Millward Brown Optimor, the company's brand consulting arm, Monday released its Brandz Top 100 Most Powerful Brands survey in conjunction with the Financial Times, which published the complete report.
Google took the top spot with a brand value of $66.4 billion, followed by General Electric ($61.9 billion), Microsoft ($54.9 billion), Coca-Cola ($44.1 billion), China Mobile ($41.2 billion), Marlboro/Altria ($39.2 billion), Wal-Mart ($36.9 billion), Citigroup ($33.7 billion), IBM ($33.6 billion), and Toyota ($33.4 billion).
The value Millward Brown Optimor assigns to corporate brands is based on a company's "intangible earnings," a metric derived from public financial data supplied by Bloomberg Datamonitor.
Millward Brown Optimor determines the portion of intangible earnings attributable to the company's most loyal users. It then projects this value forward based on "research-based loyalty data from the Brandz database," market valuations, the brand's risk profile, and its potential for growth.

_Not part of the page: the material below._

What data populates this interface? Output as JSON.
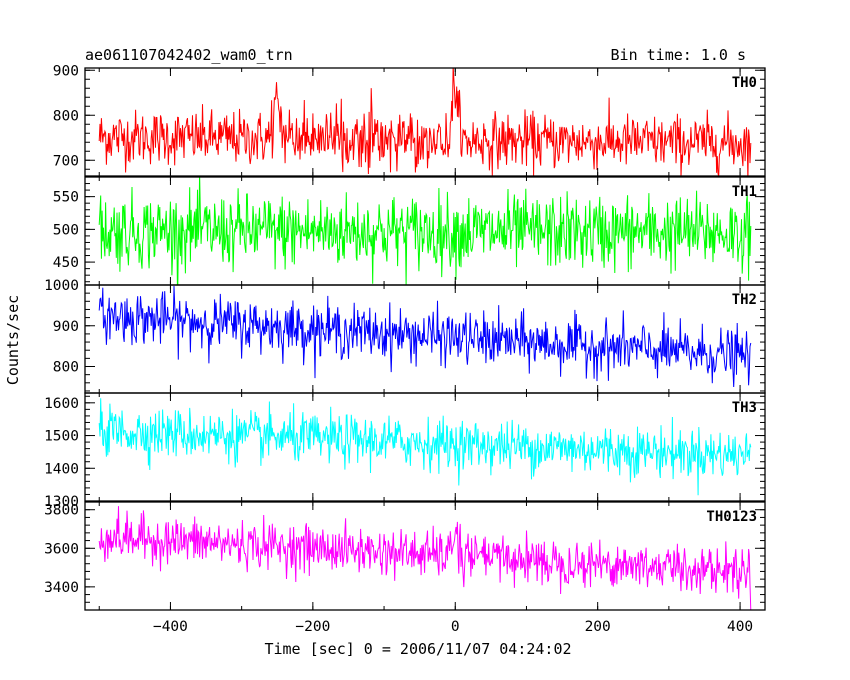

"Intangible assets are things like brands, patents, human resources, and distribution networks," said Ove Haxthausen, a director at Millward Brown Optimor in New York. "Things that give you a competitive advantage."
This is in contrast to tangible assets like plants and facilities that show up on corporate balance sheets. Google's current stock market capitalization is $149.2 billion, compared with Microsoft's $281.8 billion.

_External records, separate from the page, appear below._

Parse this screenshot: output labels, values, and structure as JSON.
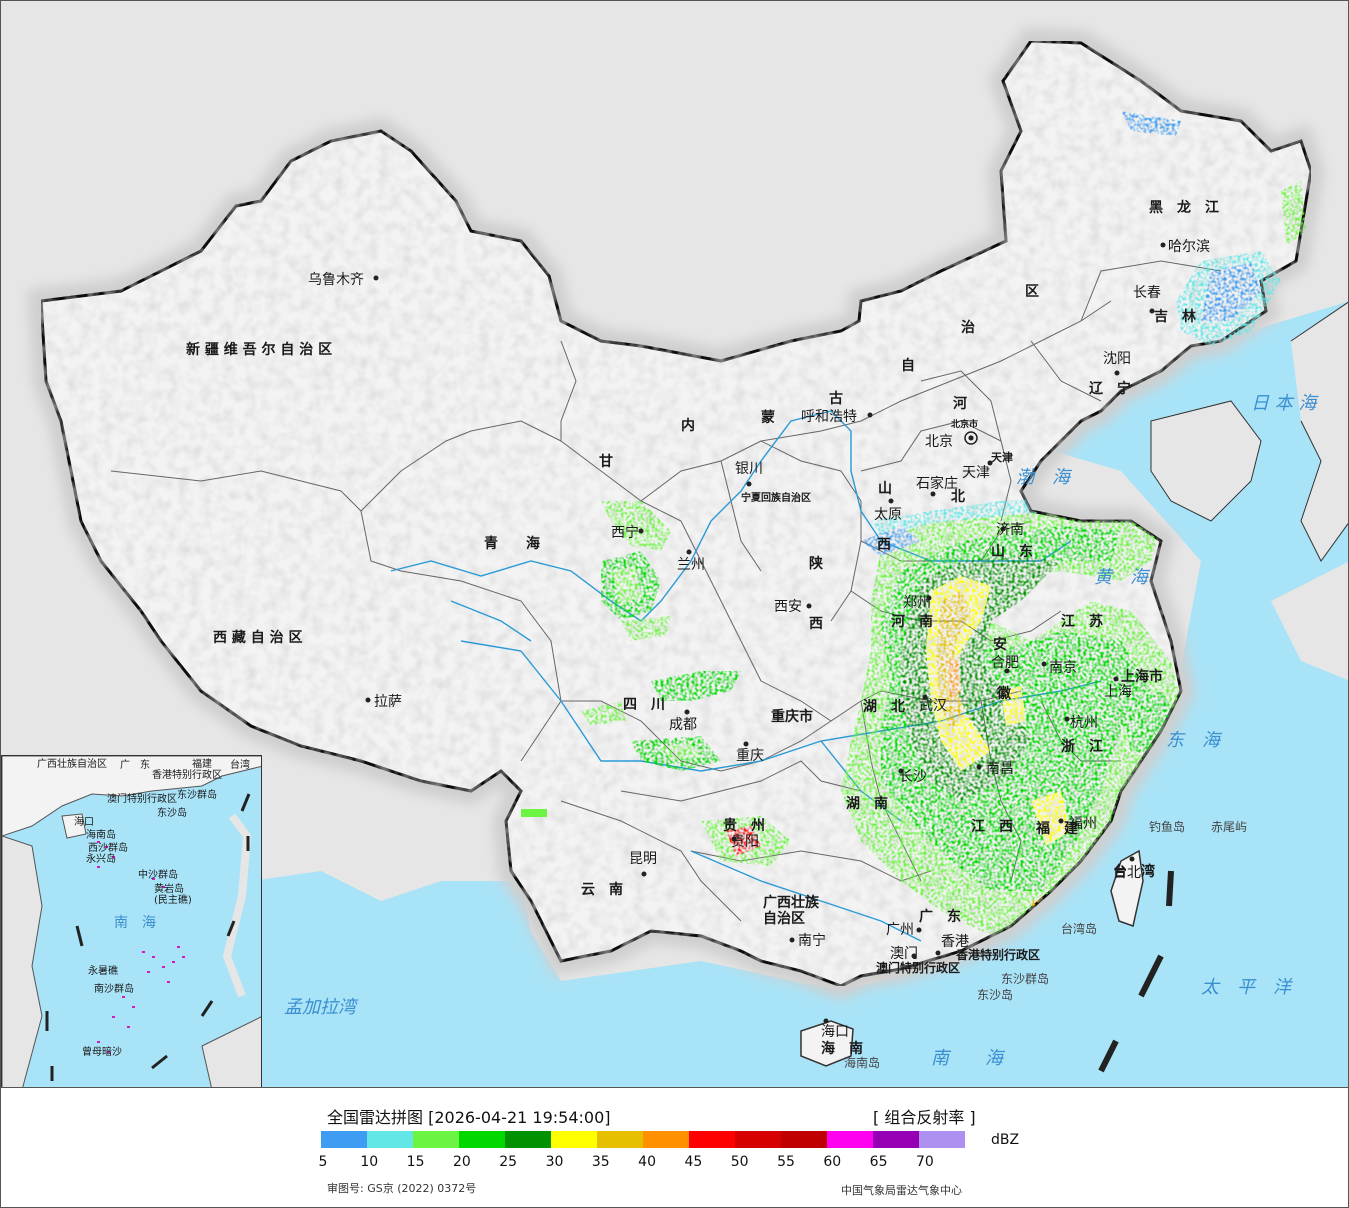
{
  "map": {
    "provinces": [
      {
        "id": "xinjiang",
        "name": "新 疆 维 吾 尔 自 治 区"
      },
      {
        "id": "xizang",
        "name": "西 藏 自 治 区"
      },
      {
        "id": "qinghai",
        "name": "青　　海"
      },
      {
        "id": "gansu",
        "name": "甘"
      },
      {
        "id": "sichuan",
        "name": "四　川"
      },
      {
        "id": "yunnan",
        "name": "云　南"
      },
      {
        "id": "guizhou",
        "name": "贵　州"
      },
      {
        "id": "guangxi",
        "name": "广西壮族\n自治区"
      },
      {
        "id": "guangdong",
        "name": "广　东"
      },
      {
        "id": "hainan",
        "name": "海　南"
      },
      {
        "id": "neimenggu-nei",
        "name": "内"
      },
      {
        "id": "neimenggu-meng",
        "name": "蒙"
      },
      {
        "id": "neimenggu-gu",
        "name": "古"
      },
      {
        "id": "neimenggu-zi",
        "name": "自"
      },
      {
        "id": "neimenggu-zhi",
        "name": "治"
      },
      {
        "id": "neimenggu-qu",
        "name": "区"
      },
      {
        "id": "heilongjiang",
        "name": "黑　龙　江"
      },
      {
        "id": "jilin",
        "name": "吉　林"
      },
      {
        "id": "liaoning",
        "name": "辽　宁"
      },
      {
        "id": "hebei-he",
        "name": "河"
      },
      {
        "id": "hebei-bei",
        "name": "北"
      },
      {
        "id": "shanxi-shan",
        "name": "山"
      },
      {
        "id": "shanxi-xi",
        "name": "西"
      },
      {
        "id": "shaanxi-shan",
        "name": "陕"
      },
      {
        "id": "shaanxi-xi",
        "name": "西"
      },
      {
        "id": "ningxia",
        "name": "宁夏回族自治区"
      },
      {
        "id": "chongqing",
        "name": "重庆市"
      },
      {
        "id": "henan",
        "name": "河　南"
      },
      {
        "id": "shandong",
        "name": "山　东"
      },
      {
        "id": "anhui-an",
        "name": "安"
      },
      {
        "id": "anhui-hui",
        "name": "徽"
      },
      {
        "id": "jiangsu",
        "name": "江　苏"
      },
      {
        "id": "shanghai",
        "name": "上海市"
      },
      {
        "id": "zhejiang",
        "name": "浙　江"
      },
      {
        "id": "hubei",
        "name": "湖　北"
      },
      {
        "id": "hunan",
        "name": "湖　南"
      },
      {
        "id": "jiangxi",
        "name": "江　西"
      },
      {
        "id": "fujian",
        "name": "福　建"
      },
      {
        "id": "taiwan",
        "name": "台　湾"
      },
      {
        "id": "tianjin",
        "name": "天津"
      },
      {
        "id": "beijing-shi",
        "name": "北京市"
      },
      {
        "id": "hongkong",
        "name": "香港特别行政区"
      },
      {
        "id": "macao",
        "name": "澳门特别行政区"
      }
    ],
    "cities": [
      {
        "id": "urumqi",
        "name": "乌鲁木齐"
      },
      {
        "id": "lhasa",
        "name": "拉萨"
      },
      {
        "id": "xining",
        "name": "西宁"
      },
      {
        "id": "lanzhou",
        "name": "兰州"
      },
      {
        "id": "yinchuan",
        "name": "银川"
      },
      {
        "id": "hohhot",
        "name": "呼和浩特"
      },
      {
        "id": "harbin",
        "name": "哈尔滨"
      },
      {
        "id": "changchun",
        "name": "长春"
      },
      {
        "id": "shenyang",
        "name": "沈阳"
      },
      {
        "id": "beijing",
        "name": "北京"
      },
      {
        "id": "tianjin-city",
        "name": "天津"
      },
      {
        "id": "shijiazhuang",
        "name": "石家庄"
      },
      {
        "id": "taiyuan",
        "name": "太原"
      },
      {
        "id": "jinan",
        "name": "济南"
      },
      {
        "id": "zhengzhou",
        "name": "郑州"
      },
      {
        "id": "xian",
        "name": "西安"
      },
      {
        "id": "chengdu",
        "name": "成都"
      },
      {
        "id": "chongqing-city",
        "name": "重庆"
      },
      {
        "id": "wuhan",
        "name": "武汉"
      },
      {
        "id": "hefei",
        "name": "合肥"
      },
      {
        "id": "nanjing",
        "name": "南京"
      },
      {
        "id": "shanghai-city",
        "name": "上海"
      },
      {
        "id": "hangzhou",
        "name": "杭州"
      },
      {
        "id": "nanchang",
        "name": "南昌"
      },
      {
        "id": "fuzhou",
        "name": "福州"
      },
      {
        "id": "taibei",
        "name": "台北"
      },
      {
        "id": "guiyang",
        "name": "贵阳"
      },
      {
        "id": "kunming",
        "name": "昆明"
      },
      {
        "id": "nanning",
        "name": "南宁"
      },
      {
        "id": "guangzhou",
        "name": "广州"
      },
      {
        "id": "hongkong-city",
        "name": "香港"
      },
      {
        "id": "macao-city",
        "name": "澳门"
      },
      {
        "id": "haikou",
        "name": "海口"
      },
      {
        "id": "changsha",
        "name": "长沙"
      }
    ],
    "seas": [
      {
        "id": "bohai",
        "name": "渤　海"
      },
      {
        "id": "huanghai",
        "name": "黄　海"
      },
      {
        "id": "donghai",
        "name": "东　海"
      },
      {
        "id": "nanhai",
        "name": "南　　海"
      },
      {
        "id": "riben",
        "name": "日 本 海"
      },
      {
        "id": "taipingyang",
        "name": "太　平　洋"
      },
      {
        "id": "mengjiala",
        "name": "孟加拉湾"
      }
    ],
    "islands": [
      {
        "id": "diaoyu",
        "name": "钓鱼岛"
      },
      {
        "id": "chiwei",
        "name": "赤尾屿"
      },
      {
        "id": "taiwan-dao",
        "name": "台湾岛"
      },
      {
        "id": "dongsha-qundao",
        "name": "东沙群岛"
      },
      {
        "id": "dongsha-dao",
        "name": "东沙岛"
      },
      {
        "id": "hainan-dao",
        "name": "海南岛"
      }
    ],
    "inset_labels": [
      {
        "id": "i-gx",
        "name": "广西壮族自治区"
      },
      {
        "id": "i-gd",
        "name": "广　东"
      },
      {
        "id": "i-fj",
        "name": "福建"
      },
      {
        "id": "i-tw",
        "name": "台湾"
      },
      {
        "id": "i-hk",
        "name": "香港特别行政区"
      },
      {
        "id": "i-mo",
        "name": "澳门特别行政区"
      },
      {
        "id": "i-dsqd",
        "name": "东沙群岛"
      },
      {
        "id": "i-dsd",
        "name": "东沙岛"
      },
      {
        "id": "i-hk2",
        "name": "海口"
      },
      {
        "id": "i-hn",
        "name": "海南岛"
      },
      {
        "id": "i-xsqd",
        "name": "西沙群岛"
      },
      {
        "id": "i-yxd",
        "name": "永兴岛"
      },
      {
        "id": "i-zsqd",
        "name": "中沙群岛"
      },
      {
        "id": "i-hyd",
        "name": "黄岩岛\n(民主礁)"
      },
      {
        "id": "i-nh",
        "name": "南　海"
      },
      {
        "id": "i-nsqd",
        "name": "南沙群岛"
      },
      {
        "id": "i-ysj",
        "name": "永暑礁"
      },
      {
        "id": "i-zmas",
        "name": "曾母暗沙"
      }
    ]
  },
  "legend": {
    "title": "全国雷达拼图 [2026-04-21 19:54:00]",
    "product": "[ 组合反射率 ]",
    "unit": "dBZ",
    "colors": [
      "#3e9cf2",
      "#62e6e6",
      "#6cf442",
      "#00d800",
      "#009200",
      "#ffff00",
      "#e6c000",
      "#ff9000",
      "#ff0000",
      "#d60000",
      "#c00000",
      "#ff00f0",
      "#9600b4",
      "#ad90f0"
    ],
    "ticks": [
      "5",
      "10",
      "15",
      "20",
      "25",
      "30",
      "35",
      "40",
      "45",
      "50",
      "55",
      "60",
      "65",
      "70"
    ],
    "review_number": "审图号: GS京 (2022) 0372号",
    "credit": "中国气象局雷达气象中心"
  }
}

Google gained 77% in terms of brand value, rising to #1 from #7 in the 2006 Brandz study. Microsoft lost 11% of its brand value from last year's report, falling to #3 from #1.
The brands with the highest momentum -- short-term growth rate -- were Google, Apple, Louis Vuitton, Starbucks, Porsche, eBay, Chanel, Hermes, and Rolex, according to the report.
Beyond Google's ascension, the 2007 Brandz report notes several emerging trends.
One such trend is the increasing affluence of consumers abroad. But succeeding in countries like Brazil, Russia, India, and China means offering "products or services that are relevant to the local consumers," the report states, pointing to specific fast food, apparel, and luxury brands as examples.
The fast food category outperformed all other categories in terms of total growth. Faced with criticism for contributing to unhealthy eating habits, "the fast food industry has responded to the decline in consumer demand by changing its product offerings," the report observes.Another trend the report observes is the increasing impact of social responsibility on brand value. "Delivering on the promise of corporate social responsibility helped boost the value of major brands including BP ($5.9 billion), Shell ($4.7 billion), and Toyota ($33.4 billion)," the report states.